One journalist questioned whether it was possible Barca might even have to go into administration, although Tebas rejected this.
“Barcelona are not considering insolvency proceedings,” he said.
“Their debt might be slightly larger but they were perfectly solvent pre-Covid. But Covid has come along and taken away a lot of revenue. They are not so capable of repaying the debt, so their salary volume has to go down.
“That is the essential factor for most clubs. It is not because they were mismanaged earlier.”
Barcelona are eighth in La Liga under new coach Ronald Koeman, having won three of their opening seven games.
Much of the problems at the club have been blamed on Bartomeu, who as he left the club in October, said he had signed them up to a European Super League.
This claim has received no backing from elsewhere, as Tebas pointed out.
“It was a clandestine league for the 10 minutes after Bartomeu said they had joined,” he said.
“I feel sorry for Bartomeu. He said it but then no-one else said they were joining. This project is not viable financially for the clubs competing or the other clubs. It would really break the eco-system we have established.”

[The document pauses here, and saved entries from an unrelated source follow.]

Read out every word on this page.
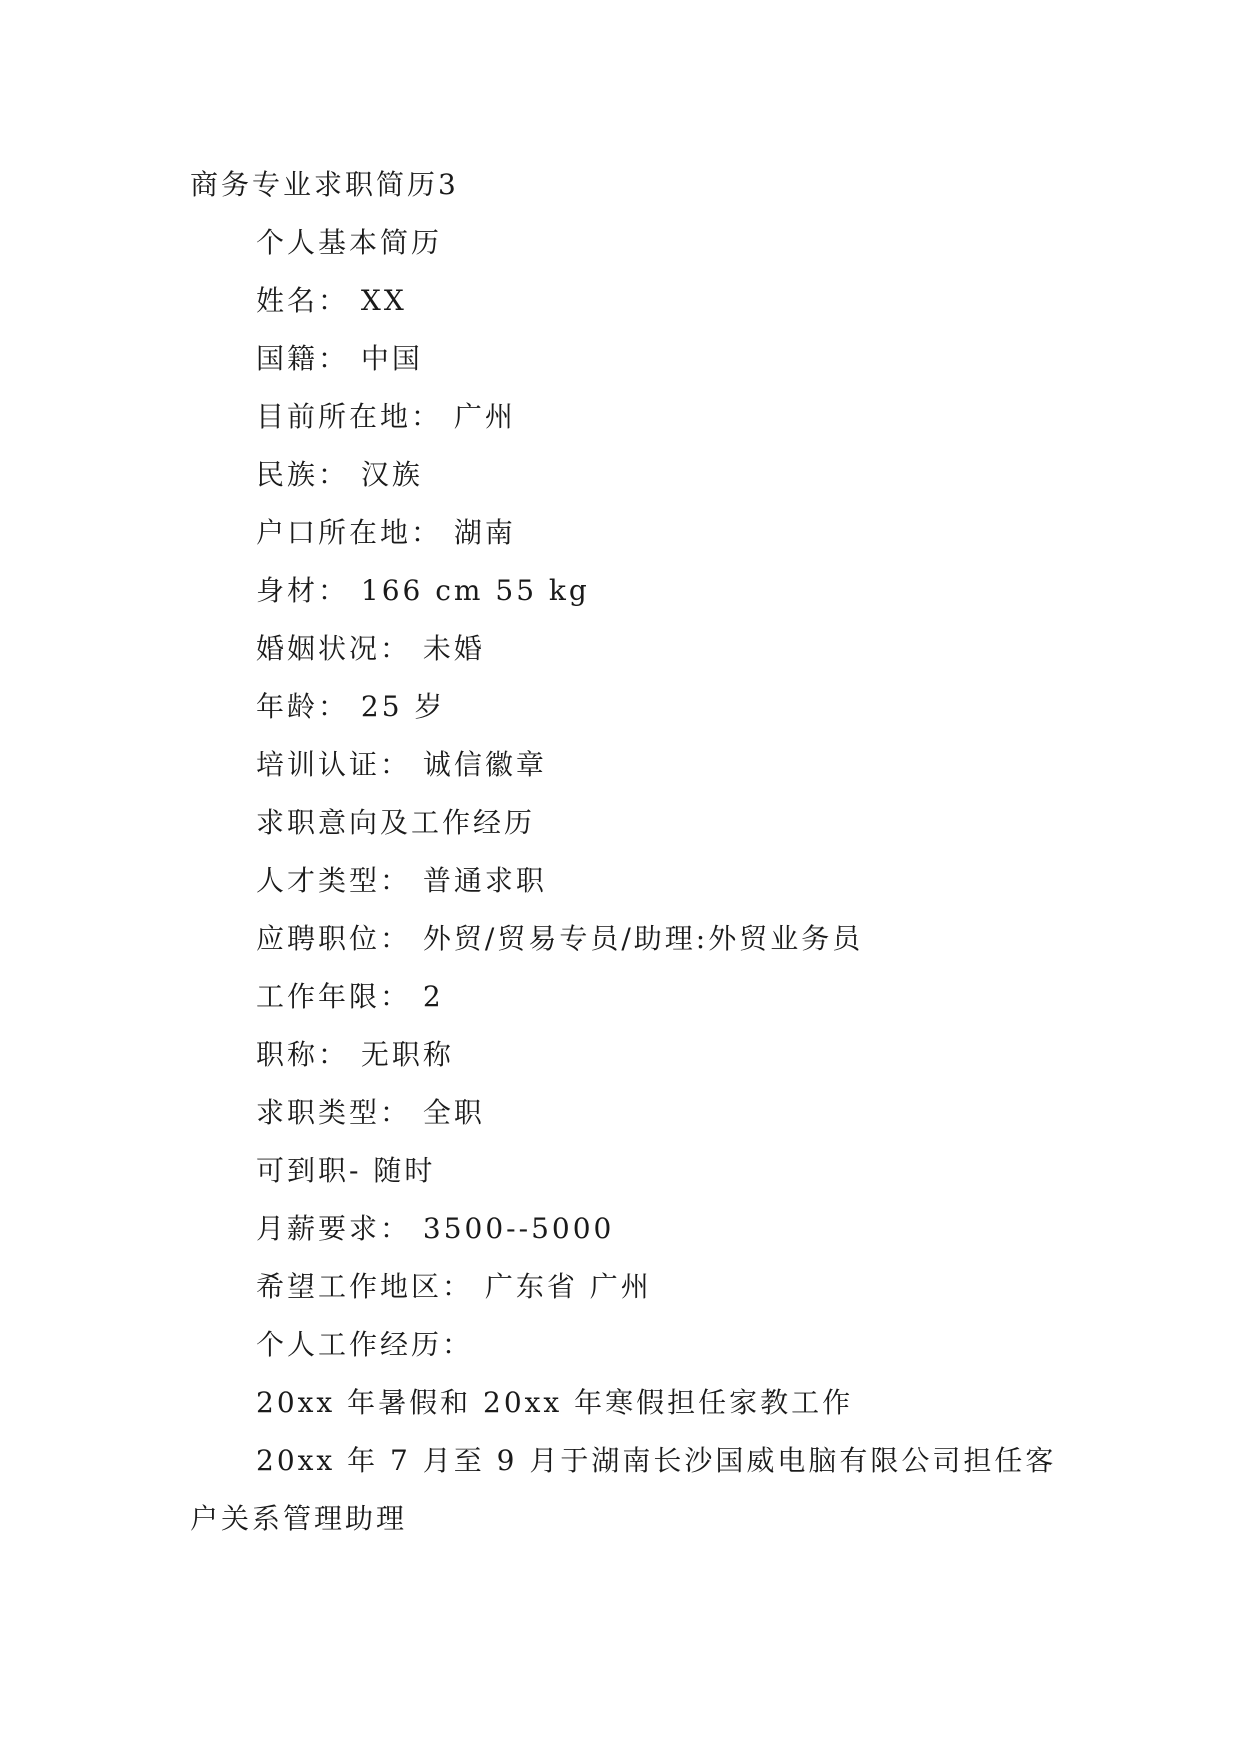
商务专业求职简历3
个人基本简历
姓名： XX
国籍： 中国
目前所在地： 广州
民族： 汉族
户口所在地： 湖南
身材： 166 cm 55 kg
婚姻状况： 未婚
年龄： 25 岁
培训认证： 诚信徽章
求职意向及工作经历
人才类型： 普通求职
应聘职位： 外贸/贸易专员/助理:外贸业务员
工作年限： 2
职称： 无职称
求职类型： 全职
可到职- 随时
月薪要求： 3500--5000
希望工作地区： 广东省 广州
个人工作经历：
20xx 年暑假和 20xx 年寒假担任家教工作
20xx 年 7 月至 9 月于湖南长沙国威电脑有限公司担任客
户关系管理助理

Tebas said he expected transfer spending to remain low in January, but added that the financial limitations being put in place across Spain’s top two divisions would make them healthier in the future.
Tebas said that, in reducing transfer spend by 66% to £392.6m, La Liga’s clubs were being “much more responsible than the other leagues”, citing the Premier League, whose clubs spent more than £1bn on new players.